You've been doing a fantastic job diving into Python programming. With that solid foundation, it's time to get back into our product repair dataset and start answering some intriguing questions. This dataset is rich with information, and now we're going to uncover insights about the types of products brought to community-run repair events, the frequency of successful repairs, and trends over time.

Accessing Columns in a DataFrame

When working with data, you often need to focus on specific columns. In our dataset, to address the questions we're interested in, we'll look at columns like product_category. Accessing these columns is straightforward using square bracket notation, similar to how you would access values in a dictionary.

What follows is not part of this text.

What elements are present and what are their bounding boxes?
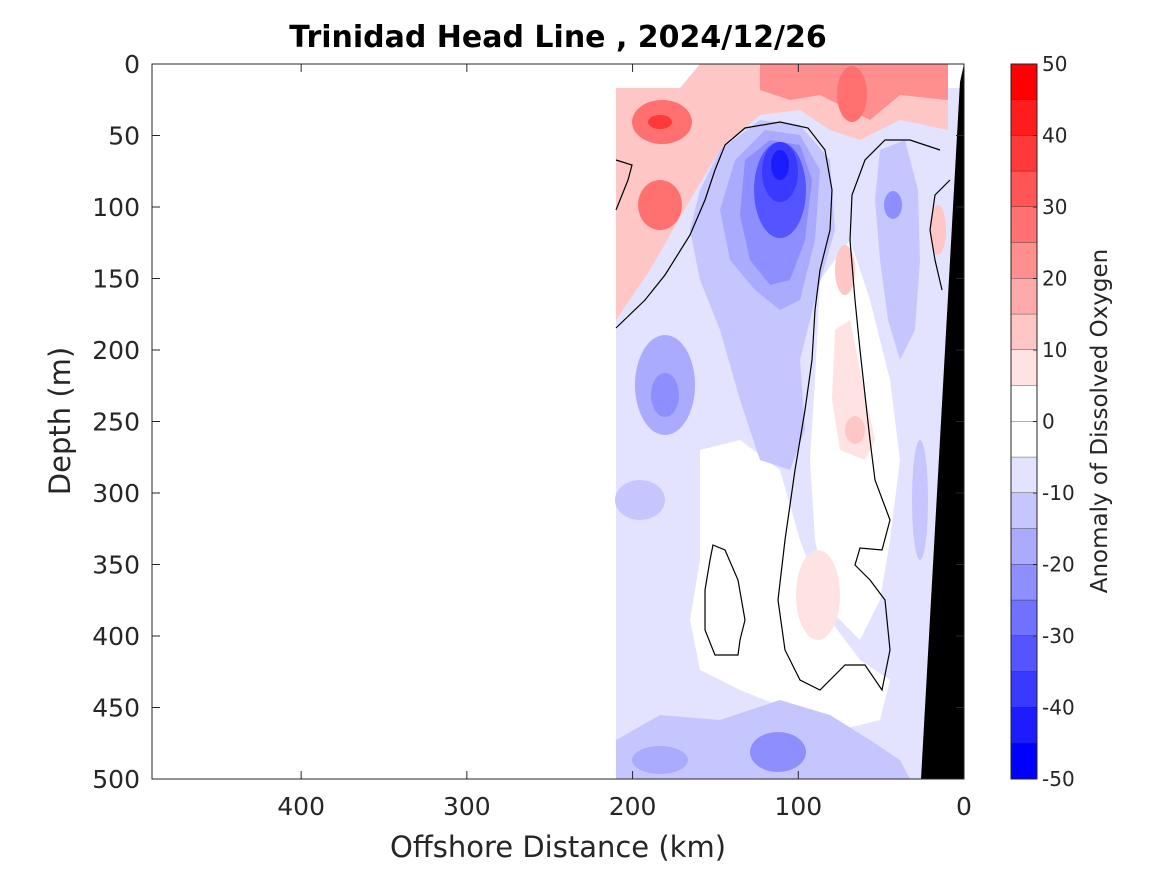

To get the product_category column, you can write:

python
repair['product_category']

Alternatively, you might see the period notation:

python
repair.product_category

However, we'll stick with the square bracket notation as it's more versatile. It can handle column names with spaces and other special characters that the period notation cannot.

Individual columns extracted this way are known as pandas Series. Sometimes, you'll need to work with a DataFrame rather than a Series, especially if you're handling multiple columns. You can do this by wrapping the column names in another set of square brackets:

python
repair[['product_category']]

For multiple columns, you can pass a list of column names:

python
repair[['country', 'product_category']]

Counting Values in a Column

To understand what kinds of products are brought to repair events, we can count the unique values in the product_category column. Pandas provides a handy method called value_counts(), which not only lists the unique values but also counts their occurrences.

Here's how you can use it:

python
repair['product_category'].value_counts()

This will give you an output like this:

plaintext
lamp        4250
laptop      4139
vacuum      4034

By default, value_counts() sorts the counts from largest to smallest, showing that lamps are the most common items brought to repair events, with 4250 entries.

Customizing value_counts()

The value_counts() method has several parameters that allow you to customize its output:

  • normalize=True: This returns the counts as percentages instead of raw numbers.
  • ascending=True: This sorts the counts from smallest to largest.

For example, to see the percentages:

python
repair['product_category'].value_counts(normalize=True)

This would output something like:

plaintext
lamp        0.068445
laptop      0.066657
vacuum      0.064966

This indicates that lamps, while the most common category, only make up about 6.8% of the total dataset.

Conclusion

You've now seen how to extract specific columns from a DataFrame and count the unique values within those columns. These techniques are powerful tools in your data analysis toolkit, allowing you to gain insights into your data with ease. Whether you're looking to understand the most common items at repair events or track trends over time, these methods will serve you well.

Remember, data analysis is all about asking questions and using the right tools to find the answers. Keep exploring and experimenting, and you'll uncover fascinating stories hidden within your data.